Monday, May 31, 2010

in my lifetime i will:

slow dance with someone on the beach.
take an epic picture that anyone can appreciate.
get a tan.
be happy.
have a job that makes me legitimately happy.
fix things with you, because the end of our friendship brought me more pain than anything.
you know, more and more every day i realize it was a mutual fault, but to me, i don't think it changes anything.
i will have a stable friendship in my life. i will.

Sunday, May 30, 2010

i'm not sure who i am.
or where i'm going.
but i'm getting there.

Saturday, May 22, 2010

to be honest, I'm not really sure what's going on on my life right now.
my friends are different daily.
I'm often not sure of why Im doing wrong, and I wish someone would just tell me. there are some people who I can't imagine not in my life who are mad at me fr reasons unknown to me.
but I'm starting to know that I have to be thankful fr what I have. whether it be material things, or friends or whatever else.
I'm adjusting to who I've become. and I hope I haven't changed for the worse. but who I've become, I can honestly say I like her more.
I'm more of a me who doesn't care what others think, I'm doing what I need to do for myself, even if the consequences hurt me.

tech week is this week. it's going to be extremely stressful, but I'm ready. deadly weapons is going to be good. I can feel it (:

Thursday, May 13, 2010

things are going decently.
i'm thinking about changing up the old blog layout soon. hmm. not sure.
my computer spazzes out a lot.
i don't think this is normal.
i'm really excited about cheer.
its gonna be an awesome summer, and a good year (:

Monday, May 10, 2010

girl drama.

it makes teenage life spin round.
but all of it is so pointless.
why the heck does it matter If I hang out with your ex-boyfriend? especially if we're just friends.
I'm tired of letting girl drama dominte my life. I try just as hard as I possibly can to avoid it.
it's only 5 months into the year and I've lost a friend. maybe two or three. it's starting to effect me in ways I cannot describe.
I can't stop crying. this is all so familiar.
it needs to be a far off place I can forget.
I can't do this anymore.

Sunday, May 9, 2010

I can't remember the last time I was this happy.
I'm so at peace with my life.
everything has settled down, now all that needs to happen is June 10th's arrival.
(:

Tuesday, May 4, 2010

papers.

i wish i knew what i was writing about, instead, i'll blog.

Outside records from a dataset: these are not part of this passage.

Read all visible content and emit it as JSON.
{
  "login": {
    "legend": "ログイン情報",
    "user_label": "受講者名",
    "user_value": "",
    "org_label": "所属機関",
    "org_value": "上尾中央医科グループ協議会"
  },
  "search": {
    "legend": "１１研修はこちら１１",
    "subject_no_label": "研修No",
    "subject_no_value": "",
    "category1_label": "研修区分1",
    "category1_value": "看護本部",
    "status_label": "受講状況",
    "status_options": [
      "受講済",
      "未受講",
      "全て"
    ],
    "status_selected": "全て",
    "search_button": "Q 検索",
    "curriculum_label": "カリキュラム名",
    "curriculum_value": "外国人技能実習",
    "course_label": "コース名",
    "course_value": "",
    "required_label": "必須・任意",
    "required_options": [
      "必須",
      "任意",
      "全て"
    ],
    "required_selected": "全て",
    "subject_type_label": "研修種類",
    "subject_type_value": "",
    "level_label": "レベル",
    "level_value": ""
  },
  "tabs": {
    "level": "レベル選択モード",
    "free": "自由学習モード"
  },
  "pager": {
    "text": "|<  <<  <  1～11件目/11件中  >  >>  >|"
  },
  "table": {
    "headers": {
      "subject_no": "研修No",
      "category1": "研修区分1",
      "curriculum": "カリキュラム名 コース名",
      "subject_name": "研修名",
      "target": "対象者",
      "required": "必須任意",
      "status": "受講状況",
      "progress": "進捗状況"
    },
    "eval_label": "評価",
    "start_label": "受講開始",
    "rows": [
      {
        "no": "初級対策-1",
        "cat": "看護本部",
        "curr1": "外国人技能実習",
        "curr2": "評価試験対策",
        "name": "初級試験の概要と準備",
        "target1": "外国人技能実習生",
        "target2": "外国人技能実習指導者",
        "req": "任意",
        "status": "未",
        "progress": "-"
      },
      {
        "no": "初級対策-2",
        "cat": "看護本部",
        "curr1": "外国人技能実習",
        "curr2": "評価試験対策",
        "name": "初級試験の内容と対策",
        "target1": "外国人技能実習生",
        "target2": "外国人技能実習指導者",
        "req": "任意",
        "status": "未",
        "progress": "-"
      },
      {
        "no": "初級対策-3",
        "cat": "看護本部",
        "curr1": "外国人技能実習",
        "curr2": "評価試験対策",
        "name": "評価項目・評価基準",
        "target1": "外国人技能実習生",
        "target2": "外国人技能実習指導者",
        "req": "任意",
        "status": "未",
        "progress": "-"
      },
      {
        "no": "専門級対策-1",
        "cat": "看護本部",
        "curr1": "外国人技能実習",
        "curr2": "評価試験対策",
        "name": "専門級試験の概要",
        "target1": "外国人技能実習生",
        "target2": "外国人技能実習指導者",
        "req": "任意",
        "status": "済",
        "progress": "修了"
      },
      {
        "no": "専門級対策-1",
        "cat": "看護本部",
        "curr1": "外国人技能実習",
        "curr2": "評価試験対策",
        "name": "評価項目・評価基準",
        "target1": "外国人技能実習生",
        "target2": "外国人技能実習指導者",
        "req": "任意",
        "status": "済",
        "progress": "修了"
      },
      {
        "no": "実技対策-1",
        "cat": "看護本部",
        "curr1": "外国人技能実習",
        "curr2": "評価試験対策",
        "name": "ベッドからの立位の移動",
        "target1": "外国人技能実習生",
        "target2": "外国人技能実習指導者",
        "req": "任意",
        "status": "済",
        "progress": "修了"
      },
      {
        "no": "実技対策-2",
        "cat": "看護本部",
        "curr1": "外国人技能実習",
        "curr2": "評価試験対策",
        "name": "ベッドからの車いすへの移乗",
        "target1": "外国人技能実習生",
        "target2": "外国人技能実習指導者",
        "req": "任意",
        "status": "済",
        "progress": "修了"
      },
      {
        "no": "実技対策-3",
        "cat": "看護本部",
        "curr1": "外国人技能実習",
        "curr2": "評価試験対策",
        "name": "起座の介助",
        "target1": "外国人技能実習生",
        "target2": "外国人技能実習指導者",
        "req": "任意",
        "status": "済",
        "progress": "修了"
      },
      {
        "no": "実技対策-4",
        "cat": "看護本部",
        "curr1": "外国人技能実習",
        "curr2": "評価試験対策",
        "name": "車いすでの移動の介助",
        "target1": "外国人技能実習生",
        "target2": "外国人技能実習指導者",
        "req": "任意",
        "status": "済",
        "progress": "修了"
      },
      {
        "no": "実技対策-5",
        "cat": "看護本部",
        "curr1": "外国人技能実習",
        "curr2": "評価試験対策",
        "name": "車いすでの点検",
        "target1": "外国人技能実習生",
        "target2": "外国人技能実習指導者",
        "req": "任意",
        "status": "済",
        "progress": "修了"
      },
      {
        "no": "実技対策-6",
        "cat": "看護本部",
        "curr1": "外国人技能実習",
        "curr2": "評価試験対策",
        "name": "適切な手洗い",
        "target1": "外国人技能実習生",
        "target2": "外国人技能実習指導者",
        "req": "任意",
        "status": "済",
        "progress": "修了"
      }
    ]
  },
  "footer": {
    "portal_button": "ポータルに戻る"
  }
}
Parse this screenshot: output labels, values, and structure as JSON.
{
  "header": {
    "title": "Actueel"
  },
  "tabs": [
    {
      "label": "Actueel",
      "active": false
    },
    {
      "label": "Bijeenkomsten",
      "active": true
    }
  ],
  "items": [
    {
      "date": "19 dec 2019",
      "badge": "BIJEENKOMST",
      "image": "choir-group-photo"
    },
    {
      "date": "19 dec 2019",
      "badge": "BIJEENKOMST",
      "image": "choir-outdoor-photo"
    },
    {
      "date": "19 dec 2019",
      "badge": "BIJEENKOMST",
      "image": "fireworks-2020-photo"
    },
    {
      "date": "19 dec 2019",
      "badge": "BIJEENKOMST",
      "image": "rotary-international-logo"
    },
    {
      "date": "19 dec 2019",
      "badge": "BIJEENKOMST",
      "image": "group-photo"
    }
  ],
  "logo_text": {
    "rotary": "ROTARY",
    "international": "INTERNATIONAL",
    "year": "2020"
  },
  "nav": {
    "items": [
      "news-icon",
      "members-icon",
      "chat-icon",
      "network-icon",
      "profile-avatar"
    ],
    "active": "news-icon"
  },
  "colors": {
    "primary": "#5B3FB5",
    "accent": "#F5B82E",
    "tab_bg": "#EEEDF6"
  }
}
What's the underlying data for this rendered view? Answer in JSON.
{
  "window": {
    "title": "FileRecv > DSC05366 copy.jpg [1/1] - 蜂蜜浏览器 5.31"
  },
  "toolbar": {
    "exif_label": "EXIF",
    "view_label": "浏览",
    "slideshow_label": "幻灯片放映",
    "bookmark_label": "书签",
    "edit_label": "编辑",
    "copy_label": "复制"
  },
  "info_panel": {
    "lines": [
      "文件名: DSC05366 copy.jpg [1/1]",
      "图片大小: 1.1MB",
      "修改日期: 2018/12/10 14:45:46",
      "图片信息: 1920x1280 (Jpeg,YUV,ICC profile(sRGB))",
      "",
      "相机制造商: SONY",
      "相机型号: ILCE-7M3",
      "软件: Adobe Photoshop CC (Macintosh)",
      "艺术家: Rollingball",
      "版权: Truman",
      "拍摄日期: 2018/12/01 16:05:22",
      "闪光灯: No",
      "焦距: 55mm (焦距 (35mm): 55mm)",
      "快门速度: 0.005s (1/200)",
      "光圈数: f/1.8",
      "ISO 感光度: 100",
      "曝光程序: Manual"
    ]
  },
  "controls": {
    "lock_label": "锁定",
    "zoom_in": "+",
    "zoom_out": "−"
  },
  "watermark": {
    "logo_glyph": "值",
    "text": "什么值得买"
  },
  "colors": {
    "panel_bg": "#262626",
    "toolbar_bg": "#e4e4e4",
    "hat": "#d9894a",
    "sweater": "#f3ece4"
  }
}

my computer is doing weird things that is making writing a paper challenging.
i'm obsessed with this song. like whoa.
i wish i could get thoughts together so i could pass this paper.
i don't think our printer is working, this is not good.
honors papers really make me dislike school, not that i already didn't.
i keep thinking there's stuff i have to do, then i forget.
must. write. paper.
must. memorize. lines.
i think that's it for now.

Sunday, May 2, 2010

order has been restored in the universe; I'm happyhappyhappyy :D


Saturday, May 1, 2010

tiring week.

this week many things occured.
I fixed things with you.
I was really insulted.
I tried out for cheerleading.
I made cheerleading.
I studied my lines, a lot. but Im still really unsure about them.
I've procrastinated on a paper.
i made a new friend or two.
I became more accepting.
I've been happier.
and this my friends, has made my week a good one.
(:

some days... I just thank God you're still around.